Esterno Notte
Non avevo mai visto una serie al cinema. Perché è questo che è Esterno Notte, non un film a episodi, ma una serie. Le prime tre puntate sono uscite il 18 maggio al cinema e, presentate, in anteprima al Festival di Cannes.
Dopo Buongiorno, Notte il regista piacentino Marco Bellocchio torna sul sequestro del caso Aldo Moro, avvenuto per mano delle Brigate Rosse il 16 marzo 1978, quando un commando di brigatisti uccide la scorta e sequestra il Presidente della Democrazia Cristiana.
Quella di Bellocchio è sicuramente un’operazione molto difficile, complessa e, come ha scritto qualcuno, anche monumentale, ma che, in alcuni momenti, almeno per ora, cade nella solita superficialità di rappresentazione di alcune categorie; ma lo vediamo più avanti.
Il mezzo seriale è forse quello più utile per sviscerare una vicenda complicata e complessa come quella del caso Moro: in questa maniera è possibile ridurre in “piccole” parti le varie cornici entro cui è inserita la storia.
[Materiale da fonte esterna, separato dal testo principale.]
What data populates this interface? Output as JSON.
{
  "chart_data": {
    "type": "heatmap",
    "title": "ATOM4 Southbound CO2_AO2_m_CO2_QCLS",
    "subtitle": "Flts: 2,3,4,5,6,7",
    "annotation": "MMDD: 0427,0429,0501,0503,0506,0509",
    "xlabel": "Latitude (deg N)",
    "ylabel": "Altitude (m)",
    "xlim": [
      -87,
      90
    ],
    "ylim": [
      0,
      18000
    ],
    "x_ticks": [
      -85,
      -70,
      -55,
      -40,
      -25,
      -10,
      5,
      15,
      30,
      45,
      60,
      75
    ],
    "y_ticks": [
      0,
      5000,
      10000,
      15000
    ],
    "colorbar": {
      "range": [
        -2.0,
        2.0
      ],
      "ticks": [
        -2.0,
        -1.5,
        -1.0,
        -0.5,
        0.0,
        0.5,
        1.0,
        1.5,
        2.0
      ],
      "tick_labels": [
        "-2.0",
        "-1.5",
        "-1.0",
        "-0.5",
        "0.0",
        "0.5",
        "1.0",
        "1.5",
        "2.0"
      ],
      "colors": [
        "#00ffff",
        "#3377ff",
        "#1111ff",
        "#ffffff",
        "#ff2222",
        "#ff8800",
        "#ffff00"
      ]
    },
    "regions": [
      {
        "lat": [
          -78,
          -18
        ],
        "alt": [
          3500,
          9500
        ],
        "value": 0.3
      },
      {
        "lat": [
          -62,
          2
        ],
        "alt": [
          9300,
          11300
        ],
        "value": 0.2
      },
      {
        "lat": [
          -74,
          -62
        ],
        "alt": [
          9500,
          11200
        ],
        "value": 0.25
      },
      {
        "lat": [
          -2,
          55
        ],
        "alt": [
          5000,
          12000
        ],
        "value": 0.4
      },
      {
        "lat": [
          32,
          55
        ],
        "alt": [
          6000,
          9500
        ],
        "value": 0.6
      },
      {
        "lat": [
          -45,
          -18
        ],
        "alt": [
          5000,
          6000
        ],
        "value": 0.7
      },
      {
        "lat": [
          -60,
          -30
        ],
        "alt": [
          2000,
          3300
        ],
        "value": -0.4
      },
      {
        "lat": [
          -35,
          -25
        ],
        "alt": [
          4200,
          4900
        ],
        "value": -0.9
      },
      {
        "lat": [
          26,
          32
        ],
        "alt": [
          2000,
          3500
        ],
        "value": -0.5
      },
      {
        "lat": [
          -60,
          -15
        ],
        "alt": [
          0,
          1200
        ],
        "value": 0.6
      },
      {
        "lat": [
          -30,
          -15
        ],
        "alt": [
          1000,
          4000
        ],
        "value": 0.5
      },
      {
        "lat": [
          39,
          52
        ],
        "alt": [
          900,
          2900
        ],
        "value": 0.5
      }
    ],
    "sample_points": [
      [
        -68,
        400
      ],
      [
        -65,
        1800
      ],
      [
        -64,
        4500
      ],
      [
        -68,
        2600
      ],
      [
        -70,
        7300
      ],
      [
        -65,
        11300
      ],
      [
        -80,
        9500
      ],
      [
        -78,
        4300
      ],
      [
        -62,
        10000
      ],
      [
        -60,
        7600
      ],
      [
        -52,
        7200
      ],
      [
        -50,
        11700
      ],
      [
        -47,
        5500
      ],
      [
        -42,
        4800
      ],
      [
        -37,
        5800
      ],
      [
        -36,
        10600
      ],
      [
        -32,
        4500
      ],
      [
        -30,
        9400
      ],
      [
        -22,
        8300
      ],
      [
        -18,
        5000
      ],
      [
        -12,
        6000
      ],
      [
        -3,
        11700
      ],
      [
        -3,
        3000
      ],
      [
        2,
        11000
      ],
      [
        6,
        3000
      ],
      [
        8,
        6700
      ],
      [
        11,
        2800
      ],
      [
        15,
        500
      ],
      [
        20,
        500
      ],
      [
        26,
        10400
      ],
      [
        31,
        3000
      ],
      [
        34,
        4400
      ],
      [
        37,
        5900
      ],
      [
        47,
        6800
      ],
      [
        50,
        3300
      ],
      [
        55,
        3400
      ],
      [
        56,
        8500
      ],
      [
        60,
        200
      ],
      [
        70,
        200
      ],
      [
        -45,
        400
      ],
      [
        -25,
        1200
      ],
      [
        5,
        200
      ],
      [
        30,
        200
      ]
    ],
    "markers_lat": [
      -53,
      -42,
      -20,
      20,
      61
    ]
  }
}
Così ci possiamo trovare dentro il sequestro attraverso gli occhi, la testa e le parole di Moro (interpretato da un Fabrizio Gifuni perfettamente somigliante al Presidente), oppure guardare la stessa vicenda dalla parte di Francesco Cossiga, Ministro dell’Interno, amico e discepolo. O ancora, dall’alto di Sua Santità Paolo VI, il Papa degli anni di piombo.
Se da un lato il lavoro di Bellocchio è, come si è detto, monumentale, dall’altro appare troppo calato sui personaggi senza mostrare nettamente il contesto, fatto che rischia di continuare a stereotipare sia l’ambiente studentesco, sia i brigatisti stessi. Il periodo, le parole dell’epoca, il sentire degli studenti, degli operai e, perché no, dei brigatisti rimane sullo sfondo come se esistesse soltanto all’interno di una cornice e non fosse invece parte integrante del dibattito politico del periodo definito anni di piombo, e che di piombo non erano soltanto costituiti.
Per quanto complesso, Esterno Notte non cerca un’angolazione particolare per raccontare la storia. Voglio dire: le figure sono centrate, i personaggi parlano di se stessi, si raccontano e, sicuramente, si mettono a nudo. Ma oltre al Cossiga pieno di rimorso, che negli anni successivi ammetterà alcuni suoi comportamenti illegali compiuti durante gli anni al Ministero dell’Interno, non ne esiste un altro ancora più fermo nelle sue posizioni rispetto a Giulio Andreotti? Perché costruito così il personaggio, almeno fino a questo punto della serie, sembra essere il figliol prodigo, il buon allievo, la brava persona che salutava sempre, in sostanza.
E veniamo alla stereotipizzazione. Sono certo che per fare questa serie Bellocchio e il suo staff abbiano fatto una grossissima ed esaustiva ricerca sulle fonti, sui libri e le testimonianze di quel periodo; egli stesso è testimone dell’epoca. Ma il regista di Bobbio è anche testimone di quest’epoca in cui, se è lecito sminuzzare la Storia per ricavarne tante piccole storie altrettanto importanti, è anche prassi comune e consolidata abbozzare, navigare in superficie, guardare con un occhio chiuso. Un atteggiamento, quest’ultimo, che è lontano da alcuni suoi grandi film, uno per tutti Sbatti il mostro in prima pagina.
Proprio in riferimento a quest’ultimo film mi piacerebbe prendere in prestito un commento di Alberto Moravia e accostarlo, forse stravolgendone il senso, a Esterno Notte:
«Questo film […] fa pensare ad un affresco soltanto in piccola parte dipinto e per il resto appena abbozzato».
Ora bisogna aspettare che la bozza delle prime tre puntate diventi un affresco completo.